The insights gathered from these interviews were instrumental in identifying common themes and feature opportunities—laying the foundation for a more purposeful and valuable dashboard experience.
Interview insights 
Problem Statements and HMW
Low Fi wireframes
Following the discovery phase, I synthesised the key frustrations, pain points, and opportunities into clear problem statements and “How might we” questions. I shared these with the co-founder, head of product, and other stakeholders to align on a strategic approach. Together, we identified the admin dashboard landing page as the primary focus, given its role in driving traffic and shaping first impressions of value. From there, I began creating low-fidelity designs, which we iterated on through ongoing feedback.
Feedback and iterations
After the first round of lo-fi wireframe iterations for the management dashboard, we shared them with the co-founder, the head of product, and product managers for feedback. One of the main challenges raised was around the value proposition: what exactly should the dashboard communicate, and what key metrics would give users meaningful insight at a glance? This became a recurring point of discussion that we had to revisit several times.

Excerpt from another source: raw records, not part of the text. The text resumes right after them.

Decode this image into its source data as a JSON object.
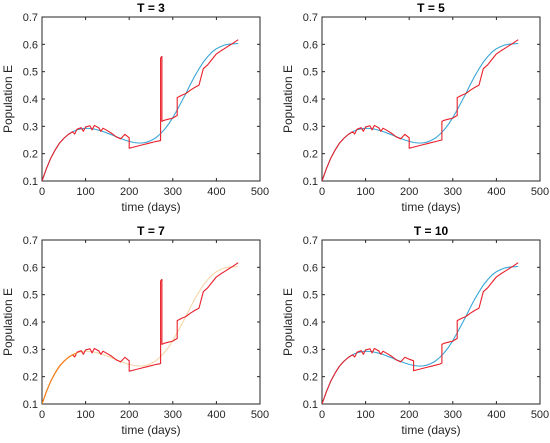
{
  "chart_data": [
    {
      "type": "line",
      "title": "T = 3",
      "xlabel": "time (days)",
      "ylabel": "Population E",
      "xlim": [
        0,
        500
      ],
      "ylim": [
        0.1,
        0.7
      ],
      "xticks": [
        0,
        100,
        200,
        300,
        400,
        500
      ],
      "yticks": [
        0.1,
        0.2,
        0.3,
        0.4,
        0.5,
        0.6,
        0.7
      ],
      "grid": false,
      "series": [
        {
          "color": "#3aa6d8",
          "x": [
            0,
            10,
            20,
            30,
            40,
            50,
            60,
            70,
            80,
            90,
            100,
            110,
            120,
            130,
            140,
            150,
            160,
            170,
            180,
            190,
            200,
            210,
            220,
            230,
            240,
            250,
            260,
            270,
            280,
            290,
            300,
            310,
            320,
            330,
            340,
            350,
            360,
            370,
            380,
            390,
            400,
            410,
            420,
            430,
            440,
            450
          ],
          "y": [
            0.1,
            0.145,
            0.183,
            0.213,
            0.238,
            0.256,
            0.27,
            0.28,
            0.287,
            0.291,
            0.293,
            0.292,
            0.29,
            0.286,
            0.281,
            0.275,
            0.269,
            0.262,
            0.256,
            0.25,
            0.245,
            0.241,
            0.239,
            0.239,
            0.242,
            0.248,
            0.257,
            0.27,
            0.287,
            0.307,
            0.332,
            0.36,
            0.39,
            0.42,
            0.452,
            0.483,
            0.51,
            0.535,
            0.555,
            0.572,
            0.584,
            0.592,
            0.598,
            0.601,
            0.602,
            0.603
          ]
        },
        {
          "color": "#e8202a",
          "x": [
            0,
            10,
            20,
            30,
            40,
            50,
            60,
            70,
            75,
            80,
            90,
            95,
            100,
            110,
            115,
            120,
            130,
            135,
            140,
            150,
            160,
            170,
            180,
            185,
            190,
            200,
            200,
            210,
            220,
            230,
            240,
            250,
            260,
            270,
            272,
            272,
            275,
            275,
            280,
            290,
            300,
            310,
            310,
            320,
            330,
            340,
            350,
            360,
            370,
            380,
            390,
            400,
            410,
            420,
            430,
            440,
            450
          ],
          "y": [
            0.1,
            0.145,
            0.183,
            0.213,
            0.238,
            0.256,
            0.27,
            0.28,
            0.272,
            0.289,
            0.295,
            0.282,
            0.298,
            0.302,
            0.287,
            0.303,
            0.295,
            0.282,
            0.293,
            0.284,
            0.274,
            0.262,
            0.254,
            0.262,
            0.271,
            0.258,
            0.22,
            0.224,
            0.228,
            0.232,
            0.236,
            0.24,
            0.244,
            0.247,
            0.248,
            0.55,
            0.556,
            0.318,
            0.322,
            0.326,
            0.33,
            0.34,
            0.405,
            0.413,
            0.42,
            0.432,
            0.442,
            0.451,
            0.511,
            0.525,
            0.545,
            0.565,
            0.576,
            0.586,
            0.596,
            0.606,
            0.617
          ]
        }
      ]
    },
    {
      "type": "line",
      "title": "T = 5",
      "xlabel": "time (days)",
      "ylabel": "Population E",
      "xlim": [
        0,
        500
      ],
      "ylim": [
        0.1,
        0.7
      ],
      "xticks": [
        0,
        100,
        200,
        300,
        400,
        500
      ],
      "yticks": [
        0.1,
        0.2,
        0.3,
        0.4,
        0.5,
        0.6,
        0.7
      ],
      "grid": false,
      "series": [
        {
          "color": "#3aa6d8",
          "x": [
            0,
            10,
            20,
            30,
            40,
            50,
            60,
            70,
            80,
            90,
            100,
            110,
            120,
            130,
            140,
            150,
            160,
            170,
            180,
            190,
            200,
            210,
            220,
            230,
            240,
            250,
            260,
            270,
            280,
            290,
            300,
            310,
            320,
            330,
            340,
            350,
            360,
            370,
            380,
            390,
            400,
            410,
            420,
            430,
            440,
            450
          ],
          "y": [
            0.1,
            0.145,
            0.183,
            0.213,
            0.238,
            0.256,
            0.27,
            0.28,
            0.287,
            0.291,
            0.293,
            0.292,
            0.29,
            0.286,
            0.281,
            0.275,
            0.269,
            0.262,
            0.256,
            0.25,
            0.245,
            0.241,
            0.239,
            0.239,
            0.242,
            0.248,
            0.257,
            0.27,
            0.287,
            0.307,
            0.332,
            0.36,
            0.39,
            0.42,
            0.452,
            0.483,
            0.51,
            0.535,
            0.555,
            0.572,
            0.584,
            0.592,
            0.598,
            0.601,
            0.602,
            0.603
          ]
        },
        {
          "color": "#e8202a",
          "x": [
            0,
            10,
            20,
            30,
            40,
            50,
            60,
            70,
            75,
            80,
            90,
            95,
            100,
            110,
            115,
            120,
            130,
            135,
            140,
            150,
            160,
            170,
            180,
            185,
            190,
            200,
            200,
            210,
            220,
            230,
            240,
            250,
            260,
            270,
            275,
            275,
            280,
            290,
            300,
            310,
            310,
            320,
            330,
            340,
            350,
            360,
            370,
            380,
            390,
            400,
            410,
            420,
            430,
            440,
            450
          ],
          "y": [
            0.1,
            0.145,
            0.183,
            0.213,
            0.238,
            0.256,
            0.27,
            0.28,
            0.272,
            0.289,
            0.295,
            0.282,
            0.298,
            0.302,
            0.287,
            0.303,
            0.295,
            0.282,
            0.293,
            0.284,
            0.274,
            0.262,
            0.254,
            0.262,
            0.271,
            0.258,
            0.22,
            0.224,
            0.228,
            0.232,
            0.236,
            0.24,
            0.244,
            0.248,
            0.25,
            0.318,
            0.322,
            0.326,
            0.33,
            0.34,
            0.405,
            0.413,
            0.42,
            0.432,
            0.442,
            0.451,
            0.511,
            0.525,
            0.545,
            0.565,
            0.576,
            0.586,
            0.596,
            0.606,
            0.617
          ]
        }
      ]
    },
    {
      "type": "line",
      "title": "T = 7",
      "xlabel": "time (days)",
      "ylabel": "Population E",
      "xlim": [
        0,
        500
      ],
      "ylim": [
        0.1,
        0.7
      ],
      "xticks": [
        0,
        100,
        200,
        300,
        400,
        500
      ],
      "yticks": [
        0.1,
        0.2,
        0.3,
        0.4,
        0.5,
        0.6,
        0.7
      ],
      "grid": false,
      "series": [
        {
          "color": "#f5d7a8",
          "x": [
            0,
            10,
            20,
            30,
            40,
            50,
            60,
            70,
            80,
            90,
            100,
            110,
            120,
            130,
            140,
            150,
            160,
            170,
            180,
            190,
            200,
            210,
            220,
            230,
            240,
            250,
            260,
            270,
            280,
            290,
            300,
            310,
            320,
            330,
            340,
            350,
            360,
            370,
            380,
            390,
            400,
            410,
            420,
            430,
            440,
            450
          ],
          "y": [
            0.1,
            0.145,
            0.183,
            0.213,
            0.238,
            0.256,
            0.27,
            0.28,
            0.287,
            0.291,
            0.293,
            0.292,
            0.29,
            0.286,
            0.281,
            0.275,
            0.269,
            0.262,
            0.256,
            0.25,
            0.245,
            0.241,
            0.239,
            0.239,
            0.242,
            0.248,
            0.257,
            0.27,
            0.287,
            0.307,
            0.332,
            0.36,
            0.39,
            0.42,
            0.452,
            0.483,
            0.51,
            0.535,
            0.555,
            0.572,
            0.584,
            0.592,
            0.598,
            0.601,
            0.602,
            0.603
          ]
        },
        {
          "color": "#e8202a",
          "x": [
            0,
            10,
            20,
            30,
            40,
            50,
            60,
            70,
            75,
            80,
            90,
            95,
            100,
            110,
            115,
            120,
            130,
            135,
            140,
            150,
            160,
            170,
            180,
            185,
            190,
            200,
            200,
            210,
            220,
            230,
            240,
            250,
            260,
            270,
            272,
            272,
            275,
            275,
            280,
            290,
            300,
            310,
            310,
            320,
            330,
            340,
            350,
            360,
            370,
            380,
            390,
            400,
            410,
            420,
            430,
            440,
            450
          ],
          "y": [
            0.1,
            0.145,
            0.183,
            0.213,
            0.238,
            0.256,
            0.27,
            0.28,
            0.272,
            0.289,
            0.295,
            0.282,
            0.298,
            0.302,
            0.287,
            0.303,
            0.295,
            0.282,
            0.293,
            0.284,
            0.274,
            0.262,
            0.254,
            0.262,
            0.271,
            0.258,
            0.22,
            0.224,
            0.228,
            0.232,
            0.236,
            0.24,
            0.244,
            0.247,
            0.248,
            0.55,
            0.556,
            0.318,
            0.322,
            0.326,
            0.33,
            0.34,
            0.405,
            0.413,
            0.42,
            0.432,
            0.442,
            0.451,
            0.511,
            0.525,
            0.545,
            0.565,
            0.576,
            0.586,
            0.596,
            0.606,
            0.617
          ]
        },
        {
          "color": "#f28a1c",
          "x": [
            0,
            10,
            20,
            30,
            40,
            50,
            60,
            70,
            80
          ],
          "y": [
            0.1,
            0.145,
            0.183,
            0.213,
            0.238,
            0.256,
            0.27,
            0.28,
            0.287
          ]
        }
      ]
    },
    {
      "type": "line",
      "title": "T = 10",
      "xlabel": "time (days)",
      "ylabel": "Population E",
      "xlim": [
        0,
        500
      ],
      "ylim": [
        0.1,
        0.7
      ],
      "xticks": [
        0,
        100,
        200,
        300,
        400,
        500
      ],
      "yticks": [
        0.1,
        0.2,
        0.3,
        0.4,
        0.5,
        0.6,
        0.7
      ],
      "grid": false,
      "series": [
        {
          "color": "#3aa6d8",
          "x": [
            0,
            10,
            20,
            30,
            40,
            50,
            60,
            70,
            80,
            90,
            100,
            110,
            120,
            130,
            140,
            150,
            160,
            170,
            180,
            190,
            200,
            210,
            220,
            230,
            240,
            250,
            260,
            270,
            280,
            290,
            300,
            310,
            320,
            330,
            340,
            350,
            360,
            370,
            380,
            390,
            400,
            410,
            420,
            430,
            440,
            450
          ],
          "y": [
            0.1,
            0.145,
            0.183,
            0.213,
            0.238,
            0.256,
            0.27,
            0.28,
            0.287,
            0.291,
            0.293,
            0.292,
            0.29,
            0.286,
            0.281,
            0.275,
            0.269,
            0.262,
            0.256,
            0.25,
            0.245,
            0.241,
            0.239,
            0.239,
            0.242,
            0.248,
            0.257,
            0.27,
            0.287,
            0.307,
            0.332,
            0.36,
            0.39,
            0.42,
            0.452,
            0.483,
            0.51,
            0.535,
            0.555,
            0.572,
            0.584,
            0.592,
            0.598,
            0.601,
            0.602,
            0.603
          ]
        },
        {
          "color": "#e8202a",
          "x": [
            0,
            10,
            20,
            30,
            40,
            50,
            60,
            70,
            75,
            80,
            90,
            95,
            100,
            110,
            115,
            120,
            130,
            135,
            140,
            150,
            160,
            170,
            180,
            185,
            190,
            200,
            210,
            210,
            220,
            230,
            240,
            250,
            260,
            270,
            275,
            275,
            280,
            290,
            300,
            310,
            310,
            320,
            330,
            340,
            350,
            360,
            370,
            380,
            390,
            400,
            410,
            420,
            430,
            440,
            450
          ],
          "y": [
            0.1,
            0.145,
            0.183,
            0.213,
            0.238,
            0.256,
            0.27,
            0.28,
            0.272,
            0.289,
            0.295,
            0.282,
            0.298,
            0.302,
            0.287,
            0.303,
            0.295,
            0.282,
            0.293,
            0.284,
            0.274,
            0.262,
            0.254,
            0.262,
            0.271,
            0.264,
            0.258,
            0.222,
            0.226,
            0.23,
            0.234,
            0.238,
            0.242,
            0.246,
            0.25,
            0.318,
            0.322,
            0.326,
            0.33,
            0.34,
            0.405,
            0.413,
            0.42,
            0.432,
            0.442,
            0.451,
            0.511,
            0.525,
            0.545,
            0.565,
            0.576,
            0.586,
            0.596,
            0.606,
            0.617
          ]
        }
      ]
    }
  ]
}
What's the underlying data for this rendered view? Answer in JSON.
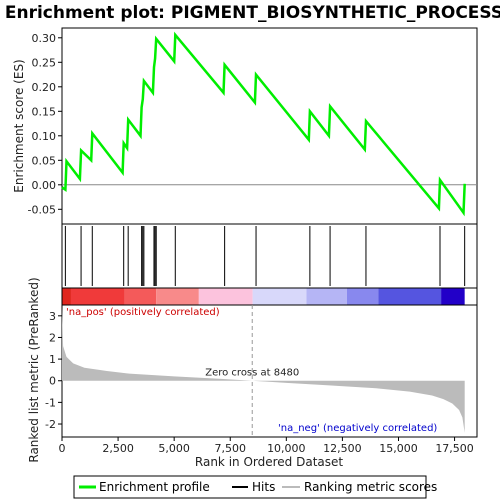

To guide our decisions, I drew on interview insights from the discovery phase. However, because many users rarely engage with the dashboard, it was difficult to gather truly actionable or high-value input. On top of that, the short timeframe meant we couldn’t run exercises like card sorting or task-based validation that would have helped us better understand which features and information users actually prioritise.
High Fidelity 
Conclusion 
After five weeks of discovery and design work, the project was ultimately deprioritised. Key challenges around defining the value proposition and aligning on the dashboard’s goals meant that stakeholders decided to pause development and place it on the backlog. While the redesign remains an ongoing consideration in the background, further progress depends on achieving clarity and alignment on the strategic direction.